You know all of the above going in, or at least you think you do. When you choose to take a job in the ER, you are the kind of person who thrives on chaos and crisis. Bring it on.
Here's the thing about the ER that people don't get: It is not like ER on TV. We are not constantly dealing with a car accident, a shooting, a cardiac arrest. We get critical patients. Often. That's actually the fun part of my job. Ninety nine percent of the time it is routine, dull even.
My job is the everyday world of the ER: the abdominal pains, back pains, chest pains, mental health, etc. etc. etc. that make up the daily operation of an ER. Its boring really. Its predictable.
Being an ER nurse, you see a lot of tragedy. Tragedy in the form of suffering people with cancer who are dying, terrible chronic diseases or conditions, unwanted elderly people.. People die. Families suffer. It is sad.

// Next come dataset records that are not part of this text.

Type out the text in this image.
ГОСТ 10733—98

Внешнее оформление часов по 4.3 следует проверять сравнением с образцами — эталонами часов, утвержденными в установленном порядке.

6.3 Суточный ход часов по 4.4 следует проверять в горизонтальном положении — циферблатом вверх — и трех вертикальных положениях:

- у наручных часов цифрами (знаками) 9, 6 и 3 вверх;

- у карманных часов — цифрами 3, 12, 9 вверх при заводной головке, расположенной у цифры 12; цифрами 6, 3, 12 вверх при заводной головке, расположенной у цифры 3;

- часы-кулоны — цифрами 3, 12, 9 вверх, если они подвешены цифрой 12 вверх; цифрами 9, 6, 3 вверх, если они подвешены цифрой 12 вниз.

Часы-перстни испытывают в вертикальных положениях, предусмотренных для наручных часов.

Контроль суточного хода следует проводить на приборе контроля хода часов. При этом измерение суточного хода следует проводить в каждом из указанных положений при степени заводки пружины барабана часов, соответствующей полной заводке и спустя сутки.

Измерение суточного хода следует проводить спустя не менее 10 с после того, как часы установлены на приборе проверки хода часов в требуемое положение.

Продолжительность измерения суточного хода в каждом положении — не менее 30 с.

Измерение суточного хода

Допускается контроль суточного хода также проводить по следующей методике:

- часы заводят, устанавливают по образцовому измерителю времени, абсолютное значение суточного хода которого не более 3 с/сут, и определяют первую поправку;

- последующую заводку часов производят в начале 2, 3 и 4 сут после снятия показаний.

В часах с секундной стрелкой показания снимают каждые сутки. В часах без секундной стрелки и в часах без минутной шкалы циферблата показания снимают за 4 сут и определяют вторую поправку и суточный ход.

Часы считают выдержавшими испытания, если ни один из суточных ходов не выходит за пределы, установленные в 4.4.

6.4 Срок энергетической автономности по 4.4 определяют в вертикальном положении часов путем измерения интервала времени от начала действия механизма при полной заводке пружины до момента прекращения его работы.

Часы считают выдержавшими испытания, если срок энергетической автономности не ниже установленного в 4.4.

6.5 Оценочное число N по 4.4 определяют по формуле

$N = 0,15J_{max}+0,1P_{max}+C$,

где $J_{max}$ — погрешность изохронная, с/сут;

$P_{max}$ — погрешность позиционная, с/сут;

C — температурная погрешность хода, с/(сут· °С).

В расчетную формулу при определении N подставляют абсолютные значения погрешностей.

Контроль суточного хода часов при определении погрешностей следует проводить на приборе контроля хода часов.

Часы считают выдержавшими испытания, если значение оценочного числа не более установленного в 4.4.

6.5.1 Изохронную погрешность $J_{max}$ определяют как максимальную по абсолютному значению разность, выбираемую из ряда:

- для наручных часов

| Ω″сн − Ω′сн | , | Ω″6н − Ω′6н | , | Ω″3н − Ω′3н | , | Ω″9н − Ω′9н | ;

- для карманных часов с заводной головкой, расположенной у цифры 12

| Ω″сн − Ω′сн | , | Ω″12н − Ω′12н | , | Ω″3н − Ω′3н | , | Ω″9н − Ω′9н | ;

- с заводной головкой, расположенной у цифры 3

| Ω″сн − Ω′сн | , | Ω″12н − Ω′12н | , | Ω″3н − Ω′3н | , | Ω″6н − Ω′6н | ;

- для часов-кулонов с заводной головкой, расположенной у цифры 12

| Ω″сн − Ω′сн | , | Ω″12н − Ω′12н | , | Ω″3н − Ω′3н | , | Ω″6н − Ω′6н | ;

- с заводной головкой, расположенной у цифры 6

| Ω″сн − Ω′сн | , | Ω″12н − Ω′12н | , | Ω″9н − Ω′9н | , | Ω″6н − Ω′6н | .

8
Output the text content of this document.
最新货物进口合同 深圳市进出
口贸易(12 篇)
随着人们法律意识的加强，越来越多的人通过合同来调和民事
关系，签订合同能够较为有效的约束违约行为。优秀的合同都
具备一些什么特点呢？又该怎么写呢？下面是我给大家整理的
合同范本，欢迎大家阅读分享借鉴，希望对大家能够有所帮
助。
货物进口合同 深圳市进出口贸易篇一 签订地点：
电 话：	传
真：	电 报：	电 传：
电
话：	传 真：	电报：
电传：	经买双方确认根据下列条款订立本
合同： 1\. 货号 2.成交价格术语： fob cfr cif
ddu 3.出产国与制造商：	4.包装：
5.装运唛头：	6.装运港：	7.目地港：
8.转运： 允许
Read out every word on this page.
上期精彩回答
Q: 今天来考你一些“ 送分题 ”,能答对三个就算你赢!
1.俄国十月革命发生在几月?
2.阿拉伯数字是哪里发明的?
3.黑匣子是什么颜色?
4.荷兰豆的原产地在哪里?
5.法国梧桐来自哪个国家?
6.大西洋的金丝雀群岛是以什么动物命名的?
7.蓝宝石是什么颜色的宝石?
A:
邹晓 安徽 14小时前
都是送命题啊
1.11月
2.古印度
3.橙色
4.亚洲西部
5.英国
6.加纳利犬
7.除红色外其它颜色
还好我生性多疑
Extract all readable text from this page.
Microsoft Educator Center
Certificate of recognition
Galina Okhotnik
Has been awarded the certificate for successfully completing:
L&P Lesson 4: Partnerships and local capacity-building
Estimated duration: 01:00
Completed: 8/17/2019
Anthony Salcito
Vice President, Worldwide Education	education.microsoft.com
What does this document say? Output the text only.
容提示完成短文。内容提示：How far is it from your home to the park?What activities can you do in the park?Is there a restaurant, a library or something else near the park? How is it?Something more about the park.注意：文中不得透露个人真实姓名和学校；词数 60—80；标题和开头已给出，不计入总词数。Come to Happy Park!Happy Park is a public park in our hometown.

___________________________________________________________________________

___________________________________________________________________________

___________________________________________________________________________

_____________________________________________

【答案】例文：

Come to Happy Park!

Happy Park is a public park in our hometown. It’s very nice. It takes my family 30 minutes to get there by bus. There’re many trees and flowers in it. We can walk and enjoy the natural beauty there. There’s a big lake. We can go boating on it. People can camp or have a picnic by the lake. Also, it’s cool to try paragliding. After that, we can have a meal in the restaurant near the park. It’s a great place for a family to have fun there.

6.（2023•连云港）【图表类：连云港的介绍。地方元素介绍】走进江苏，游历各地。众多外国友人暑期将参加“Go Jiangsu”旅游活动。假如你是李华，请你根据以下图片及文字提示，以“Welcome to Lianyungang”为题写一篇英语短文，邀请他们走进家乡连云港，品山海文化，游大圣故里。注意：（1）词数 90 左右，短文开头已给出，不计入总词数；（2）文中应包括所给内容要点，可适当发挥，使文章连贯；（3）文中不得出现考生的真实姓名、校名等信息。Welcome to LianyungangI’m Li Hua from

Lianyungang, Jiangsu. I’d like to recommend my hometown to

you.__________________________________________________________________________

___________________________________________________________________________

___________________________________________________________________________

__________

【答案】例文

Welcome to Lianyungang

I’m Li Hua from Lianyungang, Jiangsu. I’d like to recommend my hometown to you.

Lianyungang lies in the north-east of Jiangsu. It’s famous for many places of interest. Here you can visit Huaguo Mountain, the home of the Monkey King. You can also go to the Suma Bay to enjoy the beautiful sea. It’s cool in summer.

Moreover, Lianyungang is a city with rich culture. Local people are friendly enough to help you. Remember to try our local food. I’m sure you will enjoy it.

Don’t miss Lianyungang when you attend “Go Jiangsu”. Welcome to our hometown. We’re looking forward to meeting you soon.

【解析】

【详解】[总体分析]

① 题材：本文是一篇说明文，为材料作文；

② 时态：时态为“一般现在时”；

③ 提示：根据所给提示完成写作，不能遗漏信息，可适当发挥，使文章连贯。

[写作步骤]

Then you see people who are such ineffective copers that a cold sends them over the edge and into the ER. They are the type of people who will never have their own doctor. There lives are such chaos that the concept is foreign to them.
Every day you deal with drug seekers in their various forms. They lie and manipulate to get what they want. You learn to recognize them a mile away.
Then there are the just plain mean people. You learn just how many of them there are in the world. They yell at you, verbally abuse you, threaten you, may try to hit you and succeed. They are the out of control people down the hall yelling at the top of their lungs because they didn't get what they wanted.
All this changes you. Hardens you. Makes you cynical.. You develop a shell that protects you most of the time. It changes your view of people, the world. It exposes you to things most people don't see. It gives you a perspective on your own life and how it ain't so bad.
Being an ER nurse is so very difficult. You cannot understand how difficult unless you do it. The only things that saves you is the occasional thank you, the thought that you made someone feel better or participated in extending someones life at least enough to get them out of the ER.
Last but not least, you will work with people who are hilarious, smart, dedicated and some of the nicest people you will ever meet. They keep you coming back.
6 comments:
Same thing in the ICU! I became a bitch, too. But a compassionate one. Usually. People want to see nurses as angelic beings of sympathy. But we're human. We can spot bullshit a mile away and we unfortunately have to deal with it for 12 hours straight. Our tolerance level leaks away. We are forced to set boundaries with manipulative or coercive behavior. We have to deal with strong personalities all day. We don't have the time or energy left over to be all smiles and sunshine.
Amen.
I totally agree with you. We need that part of ourselves to deal with what we do. I believe that people who give you crap for what you said are people who haven't done the job that you and I do or deal with the patient population we do.
Thank you for being so honest. That shell you have put around you is an effective coping mechanism, and will most likely keep you sane. As nurses, we need to maintain a balance of self-preservation and compassion towards our patients.
Wholeheartedly Agree. I do not work in the ER but on the floor and everything you said is what I have experienced also. Let those people who criticize you do it for years and years and then they can have some idea what we deal with every day.